一种互补方法是在长期新皮质培养物上应用 MEA 记录。这允许通过不同标记方法相对直接地识别特定神经元类型。此外,在稳态下,神经元类型之间的平衡和总体放电统计与体内观察到的情况相似。更具体地说,培养网络的互相关图特性(表明短潜伏期突触连接的程度)与睡眠大鼠和人类中观察到的结果相似。通过将单元聚类为推测的兴奋性和抑制性神经元群体后,利用时间直方图可以剖析循环网络活动的上升状态结构。这种聚类与免疫染色获得的数据非常吻合,尽管它仍无法对单元进行明确的兴奋性或抑制性分类。为了进一步验证这些证据,我们深入研究了通过 GFP 荧光识别的神经元类型的统计特性。尽管我们发现 AENs 和 AINs 的单个单元特性存在较大数据离散,但它们的爆发持续时间(BD)、尖峰数量(SN)、法诺因子(FF)、变异系数平方(CV²)和自相关函数半衰期(τ1/2)的平均值差异显著,错误分类的概率可忽略不计(p <10^(-6))。通过排除异常值,这一概率进一步降低。例如,图 3C 显示,12 个单元的 FF 范围为 1 至 6,但在基于软件的异常值排除后,兴奋性细胞的平均 FF 为 3.8 ± 0.3,抑制性细胞为 14.9 ± 1.6。我们的分析程序可根据用户定义的约束条件工作,因此始终可以舍弃位于适当马氏距离之外的单元。由于尖峰分类通常基于逐个电极分析(基于主成分分析或其他波形特性),我们建议 MEA 相关软件的开发者引入计算本文分析参数的功能。这将极大帮助用户决定如何分配同一电极采样且主成分分析分离不足的单元。目前,这些分配缺乏严格的统计工具支持,而我们认为 FF 是区分兴奋性和抑制性神经元的特别理想的参数。与我们的结果一致,最近研究发现,在猴子前额叶皮层中,快速放电和规则放电神经元的 FF 值存在显著差异。
02. 对未来研究的意义
众所周知,将中枢神经系统(CNS)神经元粗略分为兴奋性和抑制性群体是一种简化的分类方式。因此,图 3 和图 5 表明,在主要单元簇内,有充分的可能性定义亚簇。通过标记特定神经元亚型,这些进一步分类值得深入研究。总体而言,尚不清楚通过放电统计区分的单元组是否归因于不同的神经元类型(即具有不同的内在兴奋性),或仅仅反映了相似神经元的不同突触连接。无论如何,我们的数据表明,兴奋性神经元之间的放电异质性更为广泛。然而,GABAergic 中间神经元众所周知包含许多由基因表达和免疫标记定义的亚类。因此,我们的观察似乎更支持这样的观点:放电异质性更多与神经元连接有关,而非内在的神经元变异性。进一步表征这些神经元群体的一个有希望的方法是研究尖峰与局部场电位(LFP)的相关性。在时域中,最近使用 64 电极平台获得的结果表明,时间异质性可稳定持续数小时。然而,在定义单元 / 神经元亚型时实现统计显著性的主要障碍是在给定实验记录中获得足够数量的每个类别的神经元。只有大规模 MEA 平台才能收集足够多的单元数据,以确定时空域中此类异质性的细节。我们使用 256 电极 MEA 进行的初步实验表明,相距约 2 毫米的电极之间的上升状态往往不会同时发生,这与癫痫研究中的体内结果一致。使用数百个电极进行记录应能很快减少研究特定 CNS 区域特性所需的实验总数。

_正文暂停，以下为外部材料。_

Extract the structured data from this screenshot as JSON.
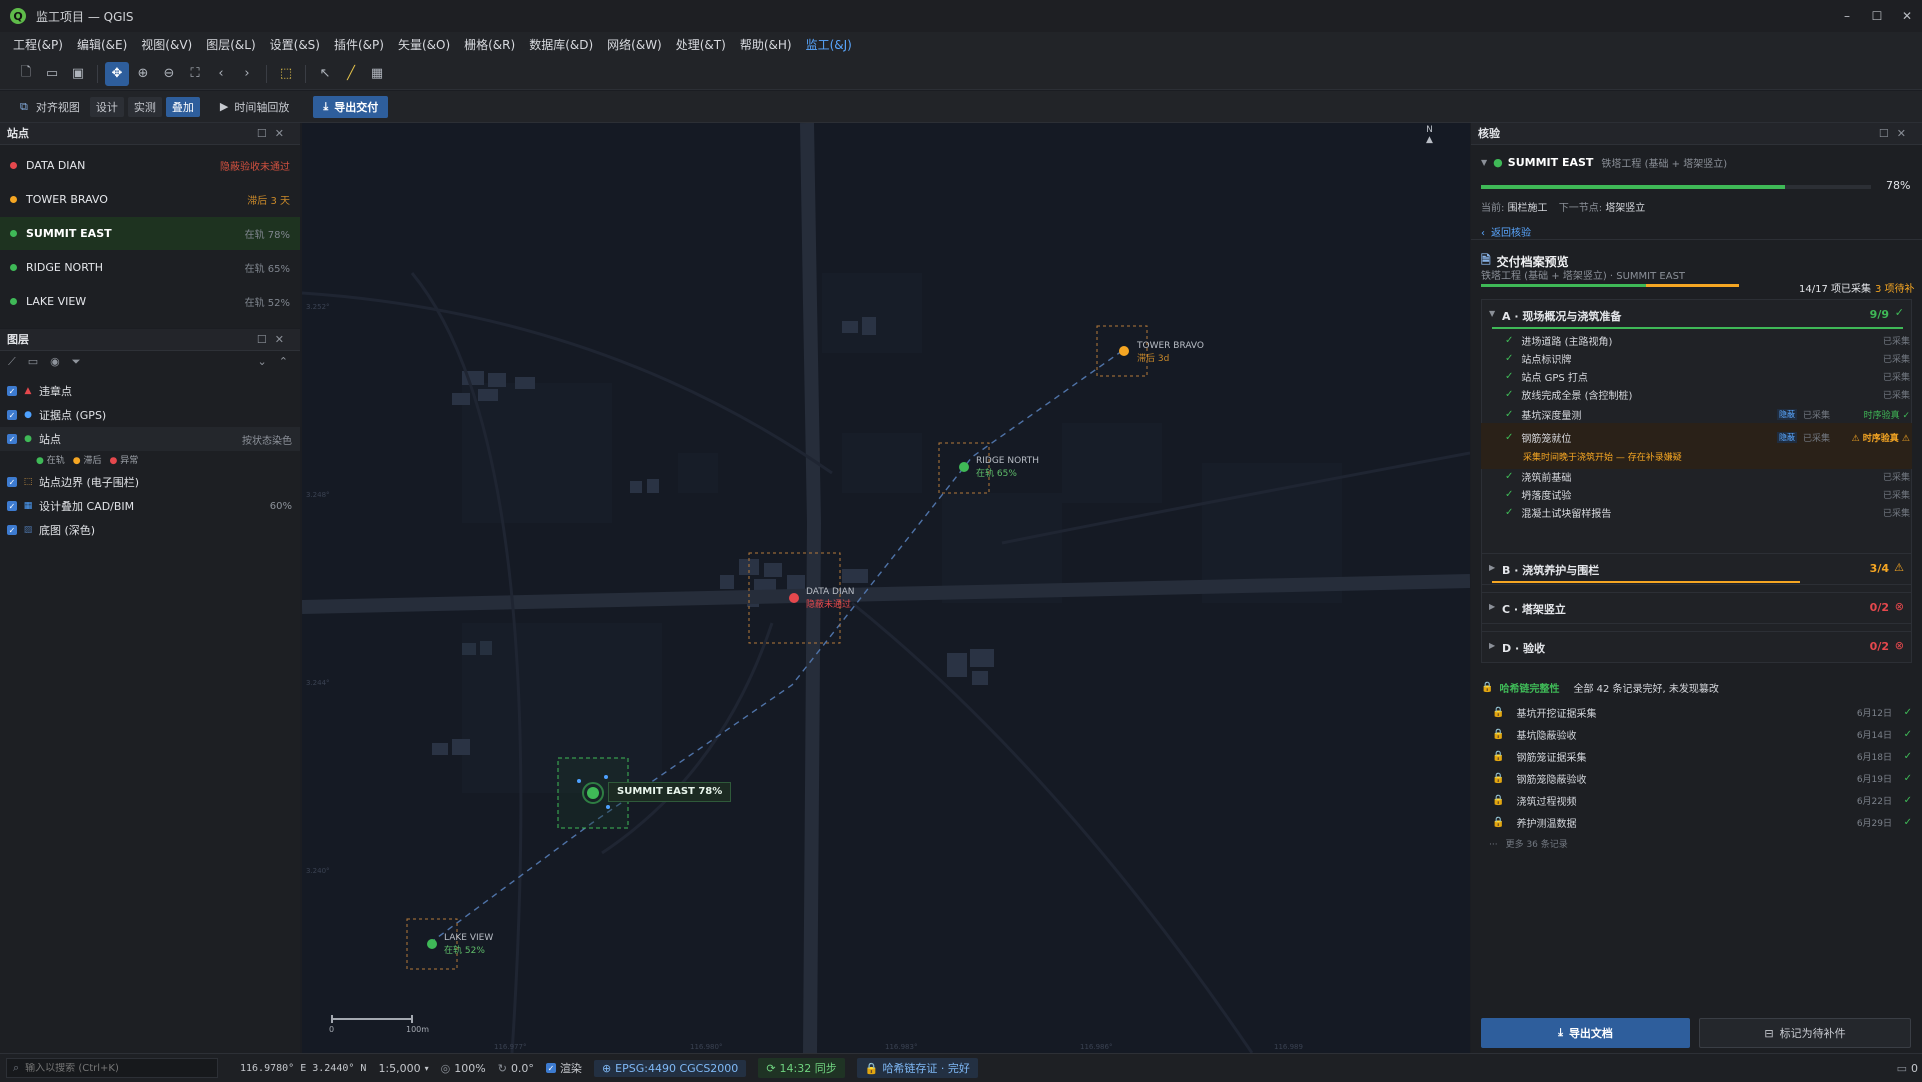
{
  "window": {
    "title": "监工项目 — QGIS",
    "controls": [
      "–",
      "☐",
      "✕"
    ]
  },
  "menu": [
    "工程(&P)",
    "编辑(&E)",
    "视图(&V)",
    "图层(&L)",
    "设置(&S)",
    "插件(&P)",
    "矢量(&O)",
    "栅格(&R)",
    "数据库(&D)",
    "网络(&W)",
    "处理(&T)",
    "帮助(&H)",
    "监工(&J)"
  ],
  "toolbar2": {
    "align_view": "对齐视图",
    "seg_design": "设计",
    "seg_survey": "实测",
    "seg_overlay": "叠加",
    "timeline": "时间轴回放",
    "export_delivery": "导出交付"
  },
  "sites_panel": {
    "title": "站点",
    "items": [
      {
        "name": "DATA DIAN",
        "status": "隐蔽验收未通过",
        "color": "#e5484d"
      },
      {
        "name": "TOWER BRAVO",
        "status": "滞后 3 天",
        "color": "#f5a623"
      },
      {
        "name": "SUMMIT EAST",
        "status": "在轨 78%",
        "color": "#3fb957"
      },
      {
        "name": "RIDGE NORTH",
        "status": "在轨 65%",
        "color": "#3fb957"
      },
      {
        "name": "LAKE VIEW",
        "status": "在轨 52%",
        "color": "#3fb957"
      }
    ]
  },
  "layers_panel": {
    "title": "图层",
    "layers": [
      {
        "name": "违章点",
        "right": ""
      },
      {
        "name": "证据点 (GPS)",
        "right": ""
      },
      {
        "name": "站点",
        "right": "按状态染色"
      },
      {
        "name": "站点边界 (电子围栏)",
        "right": ""
      },
      {
        "name": "设计叠加 CAD/BIM",
        "right": "60%"
      },
      {
        "name": "底图 (深色)",
        "right": ""
      }
    ],
    "legend": [
      "在轨",
      "滞后",
      "异常"
    ]
  },
  "map": {
    "north": "N",
    "labels": {
      "tower_bravo": "TOWER BRAVO",
      "tower_bravo_sub": "滞后 3d",
      "ridge_north": "RIDGE NORTH",
      "ridge_north_sub": "在轨 65%",
      "data_dian": "DATA DIAN",
      "data_dian_sub": "隐蔽未通过",
      "summit_east": "SUMMIT EAST 78%",
      "lake_view": "LAKE VIEW",
      "lake_view_sub": "在轨 52%"
    },
    "scale": {
      "zero": "0",
      "end": "100m"
    },
    "lat_ticks": [
      "3.252°",
      "3.248°",
      "3.244°",
      "3.240°"
    ],
    "lon_ticks": [
      "116.977°",
      "116.980°",
      "116.983°",
      "116.986°",
      "116.989"
    ]
  },
  "inspect": {
    "panel_title": "核验",
    "site_name": "SUMMIT EAST",
    "site_type": "铁塔工程 (基础 + 塔架竖立)",
    "progress_value": 78,
    "progress_pct": "78%",
    "current_label": "当前:",
    "current_value": "围栏施工",
    "next_label": "下一节点:",
    "next_value": "塔架竖立",
    "back_link": "返回核验",
    "archive_title": "交付档案预览",
    "archive_sub": "铁塔工程 (基础 + 塔架竖立) · SUMMIT EAST",
    "archive_count": "14/17 项已采集",
    "archive_pending": "3 项待补",
    "sectionA": {
      "title": "A · 现场概况与浇筑准备",
      "count": "9/9",
      "items": [
        {
          "name": "进场道路 (主路视角)",
          "tag": "",
          "status": "已采集"
        },
        {
          "name": "站点标识牌",
          "tag": "",
          "status": "已采集"
        },
        {
          "name": "站点 GPS 打点",
          "tag": "",
          "status": "已采集"
        },
        {
          "name": "放线完成全景 (含控制桩)",
          "tag": "",
          "status": "已采集"
        },
        {
          "name": "基坑深度量测",
          "tag": "隐蔽",
          "status": "已采集",
          "extra": "时序验真 ✓"
        },
        {
          "name": "钢筋笼就位",
          "tag": "隐蔽",
          "status": "已采集",
          "extra": "⚠ 时序验真 ⚠"
        },
        {
          "name": "浇筑前基础",
          "tag": "",
          "status": "已采集"
        },
        {
          "name": "坍落度试验",
          "tag": "",
          "status": "已采集"
        },
        {
          "name": "混凝土试块留样报告",
          "tag": "",
          "status": "已采集"
        }
      ],
      "warning": "采集时间晚于浇筑开始 — 存在补录嫌疑"
    },
    "sectionB": {
      "title": "B · 浇筑养护与围栏",
      "count": "3/4"
    },
    "sectionC": {
      "title": "C · 塔架竖立",
      "count": "0/2"
    },
    "sectionD": {
      "title": "D · 验收",
      "count": "0/2"
    },
    "chain_title": "哈希链完整性",
    "chain_desc": "全部 42 条记录完好, 未发现篡改",
    "chain_items": [
      {
        "name": "基坑开挖证据采集",
        "date": "6月12日"
      },
      {
        "name": "基坑隐蔽验收",
        "date": "6月14日"
      },
      {
        "name": "钢筋笼证据采集",
        "date": "6月18日"
      },
      {
        "name": "钢筋笼隐蔽验收",
        "date": "6月19日"
      },
      {
        "name": "浇筑过程视频",
        "date": "6月22日"
      },
      {
        "name": "养护测温数据",
        "date": "6月29日"
      }
    ],
    "chain_more": "更多 36 条记录",
    "export_doc": "导出文档",
    "mark_pending": "标记为待补件"
  },
  "statusbar": {
    "search_placeholder": "输入以搜索 (Ctrl+K)",
    "coords": "116.9780° E  3.2440° N",
    "scale": "1:5,000",
    "zoom": "100%",
    "rotation": "0.0°",
    "render": "渲染",
    "crs": "EPSG:4490 CGCS2000",
    "sync": "14:32 同步",
    "hash": "哈希链存证 · 完好",
    "msgs": "0"
  }
}
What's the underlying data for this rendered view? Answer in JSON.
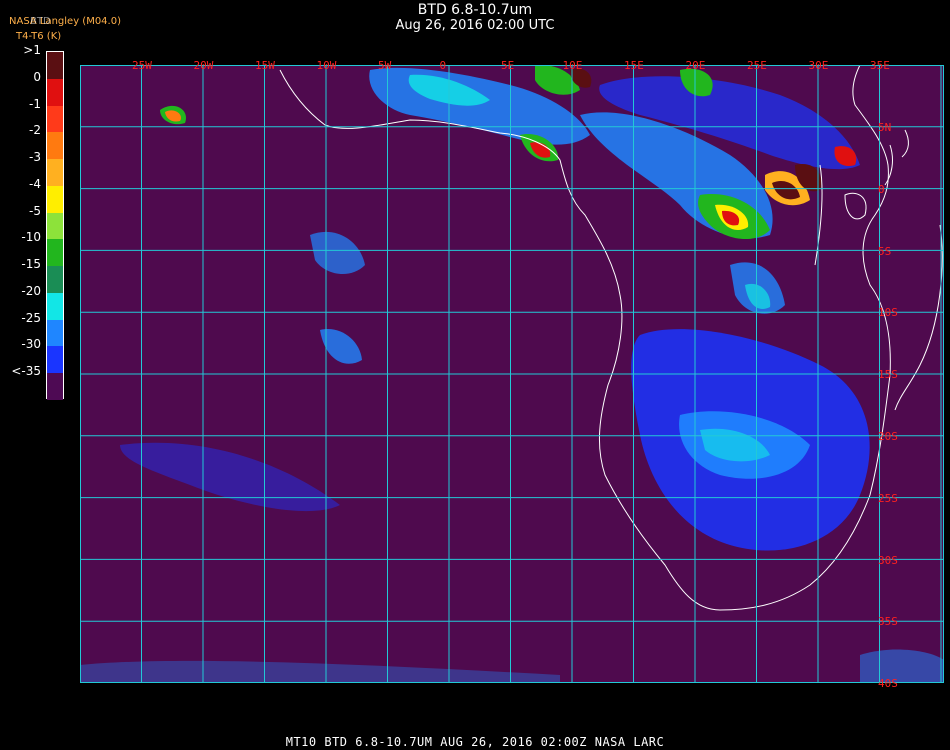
{
  "header": {
    "title": "BTD 6.8-10.7um",
    "subtitle": "Aug 26, 2016 02:00 UTC",
    "source": "NASA Langley (M04.0)",
    "variable": "BTD",
    "units": "T4-T6 (K)"
  },
  "legend": {
    "labels": [
      ">1",
      "0",
      "-1",
      "-2",
      "-3",
      "-4",
      "-5",
      "-10",
      "-15",
      "-20",
      "-25",
      "-30",
      "<-35"
    ],
    "colors": [
      "#5a0f12",
      "#e01010",
      "#ff3a1a",
      "#ff7a10",
      "#ffb020",
      "#ffee00",
      "#8de23a",
      "#22b61e",
      "#1a8d55",
      "#12e6e6",
      "#1f86ff",
      "#1a35ff",
      "#4e0a54"
    ]
  },
  "map": {
    "background": "#4f0a4e",
    "grid_color": "#22c9d6",
    "top_lon_labels": [
      "25W",
      "20W",
      "15W",
      "10W",
      "5W",
      "0",
      "5E",
      "10E",
      "15E",
      "20E",
      "25E",
      "30E",
      "35E"
    ],
    "right_lat_labels": [
      "5N",
      "0",
      "5S",
      "10S",
      "15S",
      "20S",
      "25S",
      "30S",
      "35S",
      "40S"
    ]
  },
  "footer": "MT10  BTD 6.8-10.7UM   AUG 26, 2016 02:00Z   NASA LARC"
}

最后,图 5I–J 表明,部分抑制性和兴奋性神经元的尖峰宽度存在明显差异,因此总体模式与成年神经元中观察到的相似。然而,在未成熟网络中,中间尖峰持续时间的神经元类群分离似乎不如后期阶段有效。因此,我们的结果还表明,我们提出的判别方法可能在新皮质完全成熟前特别有助于区分主要细胞和 GABAergic 细胞。这将极大促进对发育中大脑多单元记录结果的解释。这一方面对于理解具有显著发育成分的神经疾病(如特发性癫痫)的发病机制具有潜在重要意义。